As President Donald Trump and House speaker Paul Ryan spoke on the phone Thursday morning, hours before the House would vote on the American Health Care Act, they discussed an idea: If the bill passed, Ryan and a group of House Republicans would travel to the White House for a post-vote statement in the Rose Garden.
It passed, and they did. Following Thursday's 217-213 vote on the AHCA, Ryan, majority leader Kevin McCarthy, majority whip Steve Scalise, and 60 or so other House Republicans jumped on shuttles at the Capitol that took them up Pennsylvania Avenue to the White House. Trump, Vice President Mike Pence, HHS secretary Tom Price (recently a member of the House himself), and Centers for Medicare and Medicaid Services administrator Seema Verma joined the group to tout the bill's passage.
Neither the White House nor Ryan's office will confirm whose idea it was to hold a victory celebration. The event had Trump's name written all over it, with all the fanfare of a bill signing. But the Senate has yet to take up the House bill and numerous changes are expected in order to pass the upper chamber.
Pence introduced the group to the crowd of seated White House staff and reporters. "Welcome to the beginning of the end of Obamacare," he said. Trump delivered a short speech, followed by remarks from Ryan, McCarthy, Scalise, and a seemingly endless cast of the Republicans spilling off the podium.

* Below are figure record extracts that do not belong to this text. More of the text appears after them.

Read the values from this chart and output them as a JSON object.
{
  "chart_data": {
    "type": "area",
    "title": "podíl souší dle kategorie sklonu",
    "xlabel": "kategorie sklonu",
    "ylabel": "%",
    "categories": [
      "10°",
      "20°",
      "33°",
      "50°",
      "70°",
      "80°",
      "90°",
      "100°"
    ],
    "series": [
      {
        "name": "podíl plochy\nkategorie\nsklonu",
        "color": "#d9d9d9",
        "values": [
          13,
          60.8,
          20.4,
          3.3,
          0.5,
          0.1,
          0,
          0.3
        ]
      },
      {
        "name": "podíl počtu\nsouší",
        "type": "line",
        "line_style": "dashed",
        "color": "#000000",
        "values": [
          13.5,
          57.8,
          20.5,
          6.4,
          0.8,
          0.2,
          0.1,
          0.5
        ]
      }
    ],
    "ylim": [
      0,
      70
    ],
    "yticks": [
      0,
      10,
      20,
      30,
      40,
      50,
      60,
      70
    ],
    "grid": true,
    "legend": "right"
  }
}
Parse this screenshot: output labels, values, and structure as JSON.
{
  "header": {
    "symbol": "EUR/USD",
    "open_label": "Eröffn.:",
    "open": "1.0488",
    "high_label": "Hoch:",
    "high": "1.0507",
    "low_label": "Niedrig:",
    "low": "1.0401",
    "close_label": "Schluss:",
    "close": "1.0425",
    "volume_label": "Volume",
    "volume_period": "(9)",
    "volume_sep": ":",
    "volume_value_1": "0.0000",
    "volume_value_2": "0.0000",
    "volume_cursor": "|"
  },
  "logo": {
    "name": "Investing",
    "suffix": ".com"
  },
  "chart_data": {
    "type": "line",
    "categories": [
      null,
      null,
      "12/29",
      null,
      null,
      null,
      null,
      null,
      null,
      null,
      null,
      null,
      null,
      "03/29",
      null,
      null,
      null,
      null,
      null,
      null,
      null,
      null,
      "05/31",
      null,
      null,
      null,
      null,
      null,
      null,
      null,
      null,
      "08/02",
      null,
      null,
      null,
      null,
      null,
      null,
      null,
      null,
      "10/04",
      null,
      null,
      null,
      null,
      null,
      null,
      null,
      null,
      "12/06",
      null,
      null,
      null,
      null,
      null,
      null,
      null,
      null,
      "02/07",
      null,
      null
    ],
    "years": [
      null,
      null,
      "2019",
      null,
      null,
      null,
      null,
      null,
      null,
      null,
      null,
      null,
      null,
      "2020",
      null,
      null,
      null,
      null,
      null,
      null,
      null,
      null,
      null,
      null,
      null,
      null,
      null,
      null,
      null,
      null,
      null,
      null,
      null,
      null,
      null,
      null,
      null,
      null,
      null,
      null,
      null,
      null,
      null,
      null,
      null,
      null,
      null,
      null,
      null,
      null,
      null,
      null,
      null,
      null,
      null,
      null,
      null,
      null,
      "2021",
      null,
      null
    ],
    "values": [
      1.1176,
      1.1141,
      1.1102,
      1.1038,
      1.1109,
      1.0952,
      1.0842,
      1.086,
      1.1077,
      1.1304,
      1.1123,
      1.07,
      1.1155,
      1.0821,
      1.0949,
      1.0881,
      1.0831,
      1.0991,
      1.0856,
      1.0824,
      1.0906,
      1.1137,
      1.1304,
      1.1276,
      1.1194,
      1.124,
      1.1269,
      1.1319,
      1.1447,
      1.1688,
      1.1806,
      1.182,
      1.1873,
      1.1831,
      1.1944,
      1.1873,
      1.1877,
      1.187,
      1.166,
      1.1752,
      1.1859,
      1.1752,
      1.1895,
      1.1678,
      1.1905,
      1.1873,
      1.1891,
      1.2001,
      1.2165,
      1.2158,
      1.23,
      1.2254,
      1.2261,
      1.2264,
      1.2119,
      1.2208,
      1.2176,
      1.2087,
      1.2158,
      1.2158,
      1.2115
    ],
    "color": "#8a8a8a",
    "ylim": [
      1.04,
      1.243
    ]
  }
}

The festive mood at the White House underscored how significant Thursday's vote was—it was the first significant legislative victory for the Trump administration. After March's aborted vote on the bill, any major health-care legislation looked dead. But Trump, Pence, Ryan, White House chief of staff Reince Priebus, and White House legislative affairs director Marc Short helped resurrect the bill, assisted by an amendment authored by the very conservative Mark Meadows and the moderate Tom McArthur that brought both sides together with the rest of the conference.